Commentaires et Mises à jour :

Ysengrin
05-12-05 à 14:03

Et ce "pillage de matière grise" est d'autant plus scandaleux que les dites grosses têtes n'arrivent pas en général chez nous pour s'épanouir et être reconnus à leur valeur : ils servent à boucher les trous et à comprimer les frais de personnel et occupent presque toujours des postes inférieurs à leur capacités et sont très mal payés : médecin travaillant comme infirmier, chercheur sous contrat précaire dans les laboratoires universitaires... et d'autant plus corvéables qu'au moindre accident dans leur parcours professionnel ils ne pourront renouveller leur titre de séjour (même pas une carte de séjour, si je comprends les promesses de Chirac mais un simple visa ! ? ! ?) et sont menacés d'une deuxième sanction immédiate . la "reconduite à la frontière".

Tout ça me ferait pencher pour l'option du "journalisme porte-parole du pouvoir". :-(

 
ImpasseSud
05-12-05 à 16:08

Re:

Plus on creuse la question, plus il devient évident que les gouvernements occidentaux, malgré les belles déclarations d'Edimbourg, ne visent qu'à continuer à garder l'Afrique sous leur tutelle, afin de pouvoir, d'une part, continuer à y prendre (matières premières, matière grise) et y vendre (armes, produits finis, médicaments) tout ce qui les arrange, et, d'autre part, l'utiliser, tour à tour et suivant les circonstances, soit comme épouvantail soit comme catalyseur des beaux gestes et des beaux sentiments pour les populations tiraillées entre la peur des effets de la recession et la montée de la conscience planétaire.

Faut-il se réjouir d'avoir finalement commencé à soulever le masque ?


 
PierreDesiles
05-12-05 à 16:10

Nostalgie du temps des colonies...?

« La France facilitera la délivrance de visas de longue durée à entrées multiples pour les entrepreneurs, cadres, chercheurs, professeurs et artistes africains », a répondu à cela M. Chirac.>>

L'Afrique a déjà donné, aux colonisateurs du passé, en matières premières et en matière humaine(esclavage non reconnu encore!) et maintenant elle doit donner ce qu'elle a de meilleure en matière grise!

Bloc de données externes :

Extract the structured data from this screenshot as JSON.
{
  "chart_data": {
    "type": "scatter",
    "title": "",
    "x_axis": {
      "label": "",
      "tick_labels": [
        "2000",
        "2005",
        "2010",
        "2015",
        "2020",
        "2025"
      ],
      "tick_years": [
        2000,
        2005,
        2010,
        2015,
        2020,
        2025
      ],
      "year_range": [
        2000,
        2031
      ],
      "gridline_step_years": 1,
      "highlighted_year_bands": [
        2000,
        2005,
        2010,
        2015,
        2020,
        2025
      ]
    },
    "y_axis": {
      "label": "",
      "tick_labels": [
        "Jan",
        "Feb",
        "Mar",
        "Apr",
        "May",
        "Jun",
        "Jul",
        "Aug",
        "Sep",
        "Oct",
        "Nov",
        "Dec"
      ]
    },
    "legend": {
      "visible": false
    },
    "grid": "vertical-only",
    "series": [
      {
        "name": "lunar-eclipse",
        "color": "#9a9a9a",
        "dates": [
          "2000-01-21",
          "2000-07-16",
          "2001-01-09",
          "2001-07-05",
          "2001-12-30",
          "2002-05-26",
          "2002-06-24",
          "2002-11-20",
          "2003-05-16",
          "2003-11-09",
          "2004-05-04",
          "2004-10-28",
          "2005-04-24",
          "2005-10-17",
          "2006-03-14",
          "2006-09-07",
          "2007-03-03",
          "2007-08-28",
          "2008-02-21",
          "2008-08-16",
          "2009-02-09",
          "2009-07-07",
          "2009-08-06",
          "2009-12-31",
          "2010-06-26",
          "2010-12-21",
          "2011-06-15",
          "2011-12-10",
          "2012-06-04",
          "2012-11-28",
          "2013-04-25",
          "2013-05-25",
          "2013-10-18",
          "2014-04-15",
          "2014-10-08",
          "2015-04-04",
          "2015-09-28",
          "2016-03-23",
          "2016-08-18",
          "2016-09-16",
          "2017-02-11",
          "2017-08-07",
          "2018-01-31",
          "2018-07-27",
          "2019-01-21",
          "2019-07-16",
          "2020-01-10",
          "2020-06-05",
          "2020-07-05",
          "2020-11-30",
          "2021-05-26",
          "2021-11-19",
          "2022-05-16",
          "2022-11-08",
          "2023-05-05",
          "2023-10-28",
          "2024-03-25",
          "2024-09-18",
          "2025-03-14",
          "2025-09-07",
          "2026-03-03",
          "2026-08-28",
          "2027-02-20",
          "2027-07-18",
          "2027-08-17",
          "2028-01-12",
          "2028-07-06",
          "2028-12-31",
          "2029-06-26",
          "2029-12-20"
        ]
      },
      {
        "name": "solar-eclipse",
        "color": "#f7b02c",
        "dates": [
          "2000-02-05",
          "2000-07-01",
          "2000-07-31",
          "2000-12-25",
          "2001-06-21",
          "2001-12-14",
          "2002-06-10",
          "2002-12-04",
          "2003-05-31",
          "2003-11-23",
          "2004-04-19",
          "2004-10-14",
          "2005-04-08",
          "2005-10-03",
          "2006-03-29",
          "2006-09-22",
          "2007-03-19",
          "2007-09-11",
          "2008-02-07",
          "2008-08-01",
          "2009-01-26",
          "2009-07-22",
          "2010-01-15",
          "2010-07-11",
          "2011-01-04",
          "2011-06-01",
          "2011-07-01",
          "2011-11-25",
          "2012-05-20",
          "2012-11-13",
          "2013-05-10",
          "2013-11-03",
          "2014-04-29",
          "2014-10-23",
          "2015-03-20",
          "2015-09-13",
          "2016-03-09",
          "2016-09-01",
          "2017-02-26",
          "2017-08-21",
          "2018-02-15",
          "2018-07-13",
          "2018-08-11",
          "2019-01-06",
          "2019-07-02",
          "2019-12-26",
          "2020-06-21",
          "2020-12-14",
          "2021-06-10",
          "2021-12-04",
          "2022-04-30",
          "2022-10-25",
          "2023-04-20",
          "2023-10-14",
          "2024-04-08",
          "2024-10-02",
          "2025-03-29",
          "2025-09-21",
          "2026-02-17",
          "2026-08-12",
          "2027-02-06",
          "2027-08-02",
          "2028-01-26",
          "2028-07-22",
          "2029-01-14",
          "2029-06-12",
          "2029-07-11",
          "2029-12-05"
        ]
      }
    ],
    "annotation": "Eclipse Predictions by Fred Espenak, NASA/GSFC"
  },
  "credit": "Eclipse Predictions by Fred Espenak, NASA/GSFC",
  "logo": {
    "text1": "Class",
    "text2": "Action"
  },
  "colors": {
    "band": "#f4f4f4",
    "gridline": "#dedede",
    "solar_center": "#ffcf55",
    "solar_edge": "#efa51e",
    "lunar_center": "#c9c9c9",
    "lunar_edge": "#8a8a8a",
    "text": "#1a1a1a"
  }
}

Mais en échange de quoi au juste???

Merci pour ton article ImpasseSud, j'espère que tu auras de nombreuses réactions!


 
coldbear
05-12-05 à 16:12

Avez-vous vu ce reportage télé saisissant sur les candidats à l'émigration clandestine qui cherchent à ralier les iles canaries à partir du Maroc. Il est clair que seuls les plus motivés, les plus accrochés à la vie, les plus volontaires arrivent à leur fin. Certains font demi-tour, d'autres se noient.
Il n'y a pas de bonne solution. Ces gens veulent partir, quoiqu'il en coute.
Cependant aider les élites de ces pays à deserter va augmenter la corruption et la pauvreté, et encore plus la pression aux frontières. C'est un calcul à bien court terme !


 
ImpasseSud
05-12-05 à 16:24

Re: Nostalgie du temps des colonies...?

Pierre, nous avons posté ensemble, disant plus ou moins la même chose. Il y eut l'esclavage humain, mais comment faut-il appeler les situations dans lesquelles aujourd'hui se trouvent les immigrants dont parle Ysengrin, qu'on contraint à des travaux subalternes sous menace d'expulsion ?

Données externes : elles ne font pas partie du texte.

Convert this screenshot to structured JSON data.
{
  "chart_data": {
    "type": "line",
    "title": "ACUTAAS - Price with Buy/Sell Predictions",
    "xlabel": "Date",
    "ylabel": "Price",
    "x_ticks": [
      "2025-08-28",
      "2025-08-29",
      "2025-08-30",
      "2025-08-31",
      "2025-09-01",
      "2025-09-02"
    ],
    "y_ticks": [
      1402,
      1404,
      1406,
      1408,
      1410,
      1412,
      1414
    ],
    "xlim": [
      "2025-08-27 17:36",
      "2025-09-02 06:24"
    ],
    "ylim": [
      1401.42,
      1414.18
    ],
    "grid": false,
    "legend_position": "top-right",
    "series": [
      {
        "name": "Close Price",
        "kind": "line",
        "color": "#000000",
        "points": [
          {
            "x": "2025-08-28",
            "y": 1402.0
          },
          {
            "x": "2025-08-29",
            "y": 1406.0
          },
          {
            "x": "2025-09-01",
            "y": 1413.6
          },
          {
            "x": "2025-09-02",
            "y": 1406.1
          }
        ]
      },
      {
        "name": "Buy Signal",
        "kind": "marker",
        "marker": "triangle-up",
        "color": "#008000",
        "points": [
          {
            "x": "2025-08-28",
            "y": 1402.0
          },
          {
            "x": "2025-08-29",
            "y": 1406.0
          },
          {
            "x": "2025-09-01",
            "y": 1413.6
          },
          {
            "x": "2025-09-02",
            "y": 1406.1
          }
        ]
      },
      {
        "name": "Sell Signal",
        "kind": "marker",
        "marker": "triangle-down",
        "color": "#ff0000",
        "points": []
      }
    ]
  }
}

En échange de quoi ? Demandons-le aux députés (mais aussi à ceux qui pensent comme eux) qui ont confirmé l'article 4 de la loi du 23 février 2005 sur les bienfaits de la colonisation. :(

 
ImpasseSud
05-12-05 à 16:44

Re:

Coldbear, plus qu'un calcul à court terme, il s'agit tout simplement d'une absence totale de scrupules, basée justement sur le fait que ces gens-là n'ont aucun autre moyen de s'en sortir.

J'ai vu le documentaire dont tu parles (merci pour le lien!). C'était tellement dramatique et bouleversant que je n'en ai pas dormi la nuit suivante. Le journaliste et le photographe qui ont "émigré" avec eux pour faire ce reportage ont eu un sacré courage.

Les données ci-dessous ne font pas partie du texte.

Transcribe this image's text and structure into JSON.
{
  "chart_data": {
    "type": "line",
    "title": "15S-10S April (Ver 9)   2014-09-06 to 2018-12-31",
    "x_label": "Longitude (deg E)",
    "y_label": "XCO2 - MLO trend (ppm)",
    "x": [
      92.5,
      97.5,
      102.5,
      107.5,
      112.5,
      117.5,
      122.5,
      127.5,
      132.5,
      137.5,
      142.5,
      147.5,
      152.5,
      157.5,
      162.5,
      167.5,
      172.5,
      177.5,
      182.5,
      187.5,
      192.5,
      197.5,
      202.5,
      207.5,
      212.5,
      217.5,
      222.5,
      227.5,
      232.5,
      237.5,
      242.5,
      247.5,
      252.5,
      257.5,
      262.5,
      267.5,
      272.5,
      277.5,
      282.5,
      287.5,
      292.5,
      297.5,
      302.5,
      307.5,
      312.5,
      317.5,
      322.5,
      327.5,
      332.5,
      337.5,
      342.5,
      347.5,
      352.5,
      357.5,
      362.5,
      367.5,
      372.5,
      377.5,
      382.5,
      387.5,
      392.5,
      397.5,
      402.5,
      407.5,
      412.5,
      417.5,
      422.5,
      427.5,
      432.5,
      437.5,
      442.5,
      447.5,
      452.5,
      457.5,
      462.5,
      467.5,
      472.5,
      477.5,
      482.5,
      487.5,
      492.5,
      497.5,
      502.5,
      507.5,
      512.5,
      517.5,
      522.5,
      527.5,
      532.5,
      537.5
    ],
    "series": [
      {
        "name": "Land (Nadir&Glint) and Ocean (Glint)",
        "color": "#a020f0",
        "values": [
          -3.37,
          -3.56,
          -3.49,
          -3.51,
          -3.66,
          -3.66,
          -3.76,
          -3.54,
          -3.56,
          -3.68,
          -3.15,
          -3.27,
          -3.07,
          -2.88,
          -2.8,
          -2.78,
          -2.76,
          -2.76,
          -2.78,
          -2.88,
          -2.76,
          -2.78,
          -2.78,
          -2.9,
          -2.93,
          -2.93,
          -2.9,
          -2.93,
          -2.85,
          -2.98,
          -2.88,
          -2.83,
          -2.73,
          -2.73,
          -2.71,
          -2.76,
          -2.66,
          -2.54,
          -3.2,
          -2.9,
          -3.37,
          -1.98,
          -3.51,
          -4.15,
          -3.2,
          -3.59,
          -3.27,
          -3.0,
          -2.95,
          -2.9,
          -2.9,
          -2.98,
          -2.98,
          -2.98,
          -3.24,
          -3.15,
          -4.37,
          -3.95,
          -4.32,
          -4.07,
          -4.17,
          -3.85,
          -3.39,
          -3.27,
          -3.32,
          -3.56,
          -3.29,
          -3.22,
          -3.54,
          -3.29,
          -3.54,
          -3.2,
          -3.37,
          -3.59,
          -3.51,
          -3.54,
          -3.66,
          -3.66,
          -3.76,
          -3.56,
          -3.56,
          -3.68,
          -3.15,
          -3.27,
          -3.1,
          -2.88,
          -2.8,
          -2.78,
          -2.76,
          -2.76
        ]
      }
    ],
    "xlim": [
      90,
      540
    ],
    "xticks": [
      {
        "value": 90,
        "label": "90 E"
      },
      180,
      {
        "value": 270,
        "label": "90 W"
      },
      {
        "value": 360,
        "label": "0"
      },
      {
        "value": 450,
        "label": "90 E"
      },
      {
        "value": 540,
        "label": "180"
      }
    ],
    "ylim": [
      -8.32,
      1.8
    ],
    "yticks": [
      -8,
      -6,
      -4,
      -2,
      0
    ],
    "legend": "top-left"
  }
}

Il y a quelques jours, j'ai vu un autre reportage sur le Mali. On y a fait parler des jeunes gens qui fréquentent lìécole (collège ou lycée). Ils étaient en train de jouer au foot. L'un d'eux avait déjà en tête son voyage pour l'Europe. Il était parfaitement informé et dans les détails de toutes les énormes difficultés qu'il allait devoir affronter, des risques terribles et même mortels qu'il devrait courir, mais il concluait toutes ses phrase par "Je sais, mais moi j'y arriverai"...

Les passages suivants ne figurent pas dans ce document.